“Ergün Koç istifa et!”

“Ergün Koç istifa et!” başlıklı aşağıdaki haber, 18. 06. 2013 günü Karacabey’deki yerel gazetelerde yayınlanınca, Orhan Güzel soluğu mahkemede aldı. İlginç ve bir o kadar da düşündürücü bir karar… Ergün Koç mahkemelerce korunuyor sanki.

Karacabey’in AKP’li Belediye Meclis Üyesi Orhan Güzel, AKP’li Belediye Başkanı Ergün Koç’a yönelik ağır eleştirilerde bulundu.

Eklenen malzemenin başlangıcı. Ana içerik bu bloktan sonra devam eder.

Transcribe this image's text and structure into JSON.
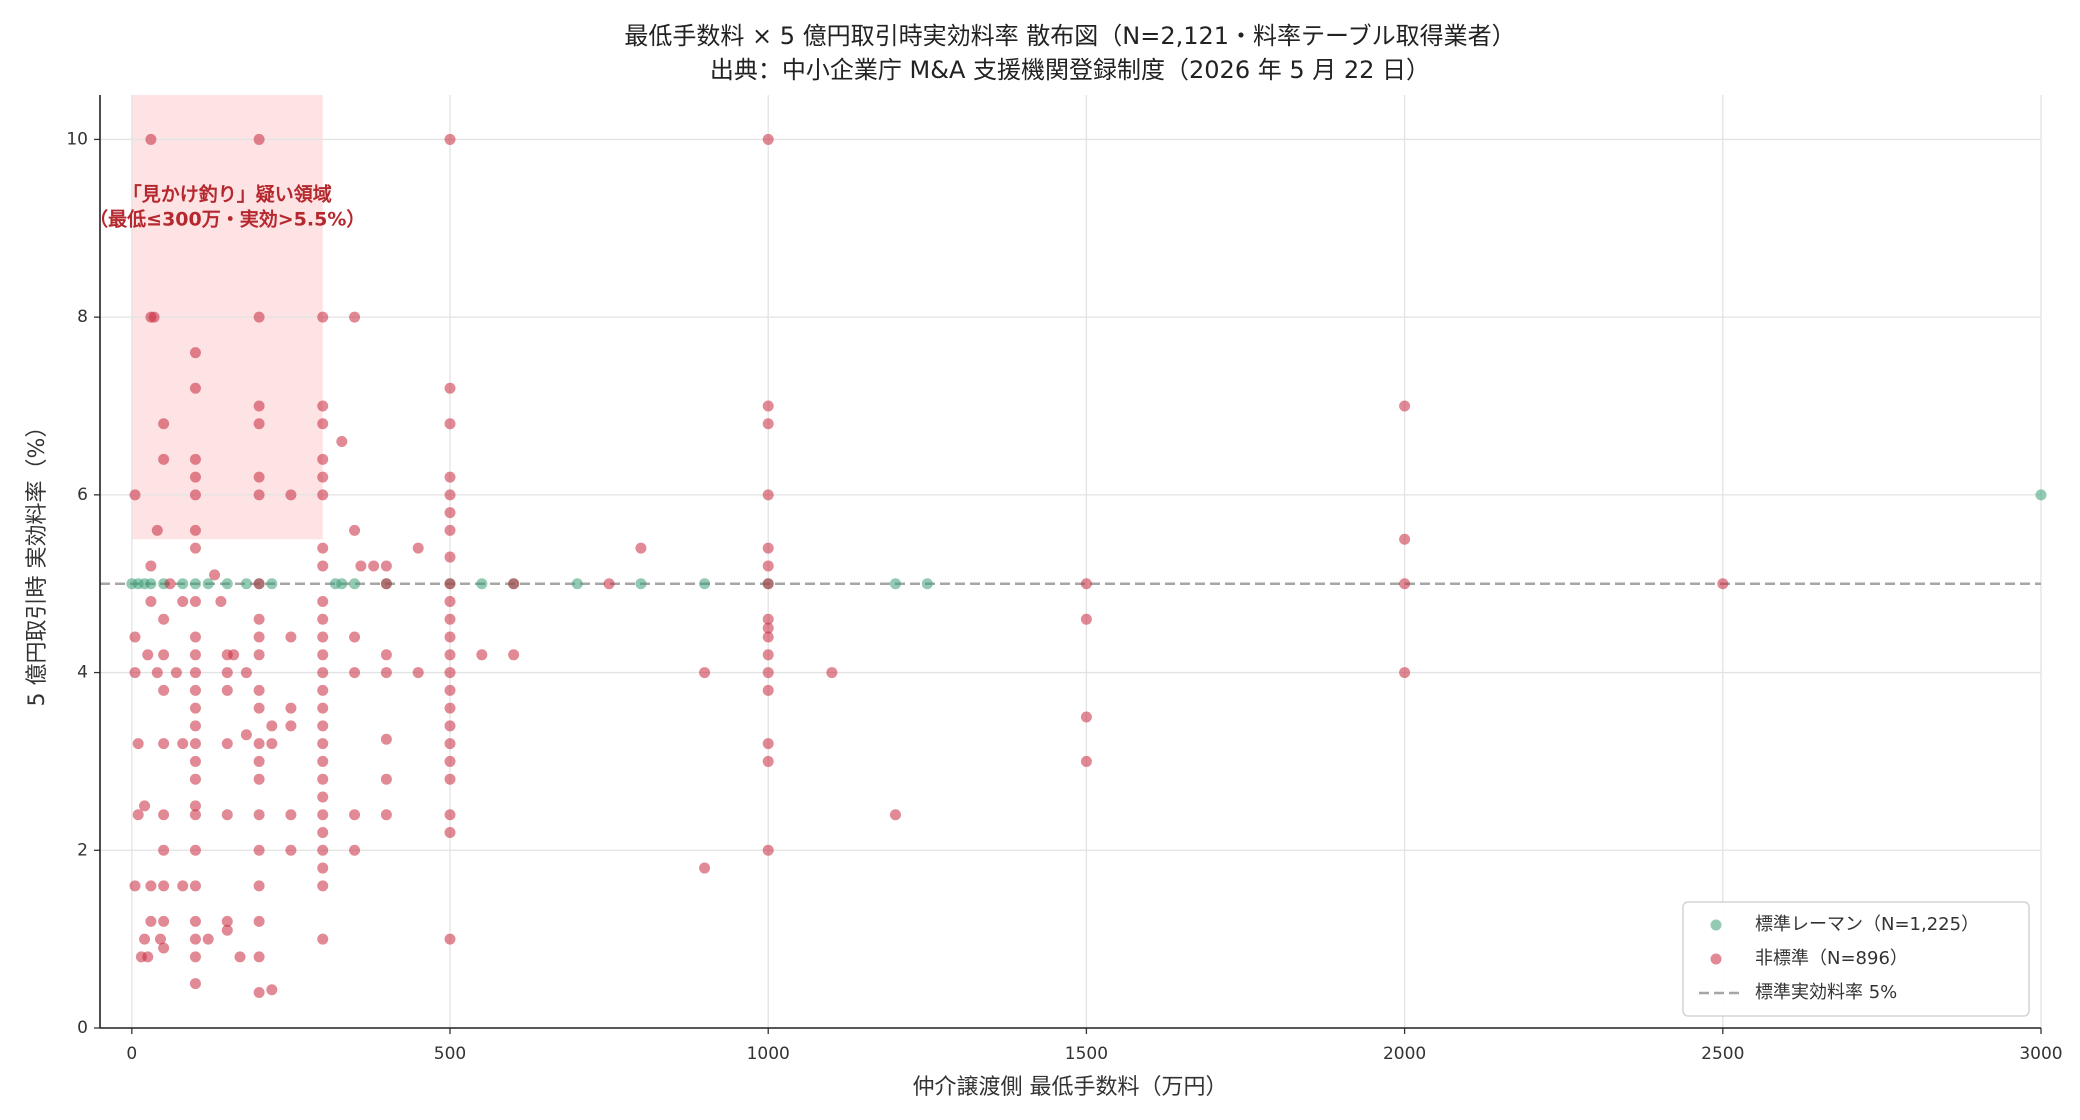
{
  "chart_data": {
    "type": "scatter",
    "title": "最低手数料 × 5 億円取引時実効料率 散布図（N=2,121・料率テーブル取得業者）",
    "subtitle": "出典：中小企業庁 M&A 支援機関登録制度（2026 年 5 月 22 日）",
    "x_label": "仲介譲渡側 最低手数料（万円）",
    "y_label": "5 億円取引時 実効料率（%）",
    "xlim": [
      -50,
      3000
    ],
    "ylim": [
      0,
      10.5
    ],
    "xticks": [
      0,
      500,
      1000,
      1500,
      2000,
      2500,
      3000
    ],
    "yticks": [
      0,
      2,
      4,
      6,
      8,
      10
    ],
    "grid": true,
    "legend_loc": "lower right",
    "reference_line": {
      "value": 5,
      "label": "標準実効料率 5%",
      "color": "#a6a6a6"
    },
    "highlight": {
      "xlim": [
        0,
        300
      ],
      "ylim": [
        5.5,
        10.5
      ],
      "color": "#fde3e4",
      "label": [
        "「見かけ釣り」疑い領域",
        "（最低≤300万・実効>5.5%）"
      ],
      "label_color": "#b5282e"
    },
    "series": [
      {
        "name": "標準レーマン（N=1,225）",
        "color": "#3a9e74",
        "x": [
          0,
          10,
          20,
          30,
          50,
          80,
          100,
          120,
          150,
          180,
          200,
          220,
          320,
          330,
          350,
          400,
          500,
          550,
          600,
          700,
          800,
          900,
          1000,
          1200,
          1250,
          3000
        ],
        "values": [
          5,
          5,
          5,
          5,
          5,
          5,
          5,
          5,
          5,
          5,
          5,
          5,
          5,
          5,
          5,
          5,
          5,
          5,
          5,
          5,
          5,
          5,
          5,
          5,
          5,
          6
        ]
      },
      {
        "name": "非標準（N=896）",
        "color": "#c8283c",
        "x": [
          5,
          5,
          5,
          10,
          5,
          10,
          20,
          15,
          20,
          25,
          25,
          30,
          30,
          30,
          30,
          30,
          30,
          35,
          40,
          40,
          45,
          50,
          50,
          50,
          50,
          50,
          50,
          50,
          50,
          50,
          50,
          50,
          60,
          70,
          80,
          80,
          80,
          100,
          100,
          100,
          100,
          100,
          100,
          100,
          100,
          100,
          100,
          100,
          100,
          100,
          100,
          100,
          100,
          100,
          100,
          100,
          100,
          100,
          100,
          100,
          100,
          100,
          120,
          130,
          140,
          150,
          150,
          150,
          150,
          150,
          150,
          150,
          160,
          170,
          180,
          180,
          200,
          200,
          200,
          200,
          200,
          200,
          200,
          200,
          200,
          200,
          200,
          200,
          200,
          200,
          200,
          200,
          200,
          200,
          200,
          200,
          200,
          220,
          220,
          220,
          250,
          250,
          250,
          250,
          250,
          250,
          300,
          300,
          300,
          300,
          300,
          300,
          300,
          300,
          300,
          300,
          300,
          300,
          300,
          300,
          300,
          300,
          300,
          300,
          300,
          300,
          300,
          300,
          300,
          300,
          300,
          300,
          330,
          350,
          350,
          350,
          350,
          350,
          350,
          360,
          380,
          400,
          400,
          400,
          400,
          400,
          400,
          400,
          450,
          450,
          500,
          500,
          500,
          500,
          500,
          500,
          500,
          500,
          500,
          500,
          500,
          500,
          500,
          500,
          500,
          500,
          500,
          500,
          500,
          500,
          500,
          500,
          500,
          550,
          600,
          600,
          750,
          800,
          900,
          900,
          1000,
          1000,
          1000,
          1000,
          1000,
          1000,
          1000,
          1000,
          1000,
          1000,
          1000,
          1000,
          1000,
          1000,
          1000,
          1000,
          1100,
          1200,
          1500,
          1500,
          1500,
          1500,
          2000,
          2000,
          2000,
          2000,
          2500
        ],
        "values": [
          6,
          4.4,
          4,
          2.4,
          1.6,
          3.2,
          2.5,
          0.8,
          1,
          4.2,
          0.8,
          10,
          8,
          5.2,
          4.8,
          1.6,
          1.2,
          8,
          5.6,
          4,
          1,
          6.8,
          6.4,
          4.6,
          4.2,
          3.8,
          3.2,
          2.4,
          2,
          1.6,
          1.2,
          0.9,
          5,
          4,
          4.8,
          3.2,
          1.6,
          7.6,
          7.2,
          6.4,
          6.2,
          6,
          5.6,
          5.4,
          4.8,
          4.4,
          4.2,
          4,
          3.8,
          3.6,
          3.4,
          3.2,
          3,
          2.8,
          2.5,
          2.4,
          2,
          1.6,
          1.2,
          1,
          0.8,
          0.5,
          1,
          5.1,
          4.8,
          4.2,
          4,
          3.8,
          3.2,
          2.4,
          1.2,
          1.1,
          4.2,
          0.8,
          3.3,
          4,
          10,
          8,
          7,
          6.8,
          6.2,
          6,
          5,
          4.6,
          4.4,
          4.2,
          3.8,
          3.6,
          3.2,
          3,
          2.8,
          2.4,
          2,
          1.6,
          1.2,
          0.8,
          0.4,
          3.4,
          3.2,
          0.43,
          6,
          4.4,
          3.6,
          3.4,
          2.4,
          2,
          8,
          7,
          6.8,
          6.4,
          6.2,
          6,
          5.4,
          5.2,
          4.8,
          4.6,
          4.4,
          4.2,
          4,
          3.8,
          3.6,
          3.4,
          3.2,
          3,
          2.8,
          2.6,
          2.4,
          2.2,
          2,
          1.8,
          1.6,
          1,
          6.6,
          8,
          5.6,
          4.4,
          4,
          2.4,
          2,
          5.2,
          5.2,
          5.2,
          5,
          4.2,
          4,
          3.25,
          2.8,
          2.4,
          5.4,
          4,
          10,
          7.2,
          6.8,
          6.2,
          6,
          5.8,
          5.6,
          5.3,
          5,
          4.8,
          4.6,
          4.4,
          4.2,
          4,
          3.8,
          3.6,
          3.4,
          3.2,
          3,
          2.8,
          2.4,
          2.2,
          1,
          4.2,
          5,
          4.2,
          5,
          5.4,
          4,
          1.8,
          10,
          7,
          6.8,
          6,
          5.4,
          5.2,
          5,
          4.6,
          4.5,
          4.4,
          4.2,
          4,
          3.8,
          3.2,
          3,
          2,
          4,
          2.4,
          5,
          4.6,
          3.5,
          3,
          7,
          5.5,
          5,
          4,
          5
        ]
      }
    ]
  }
}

Başkan Koç’un kendisi ile ilgili karalamalarına sert bir dille yanıt veren Orhan Güzel, “Koç’un son günlerdeki dengesiz davranışları tükenmişliğin ve çaresizliğin dışa yansımasıdır. Bunlar, AK Parti’den atılmış olmanın yarattığı eziklik psikolojisidir” dedi.
İyi bir yönetici olmadığını söylediği Belediye Başkanı Ergün Koç’u istifaya davet eden Orhan Güzel, yaptığı yazılı basın açıklamasında şu görüşleri dile getirdi: “Ergün Koç’un açıklamasına baktığımızda AK Parti Milletvekili Önder Matlı’yı aşağıladığını görüyoruz. Oysa, daha önceleri Sayın Vekilimize ve diğer parti büyüklerine yağ çekerken, kendinden geçiyordu.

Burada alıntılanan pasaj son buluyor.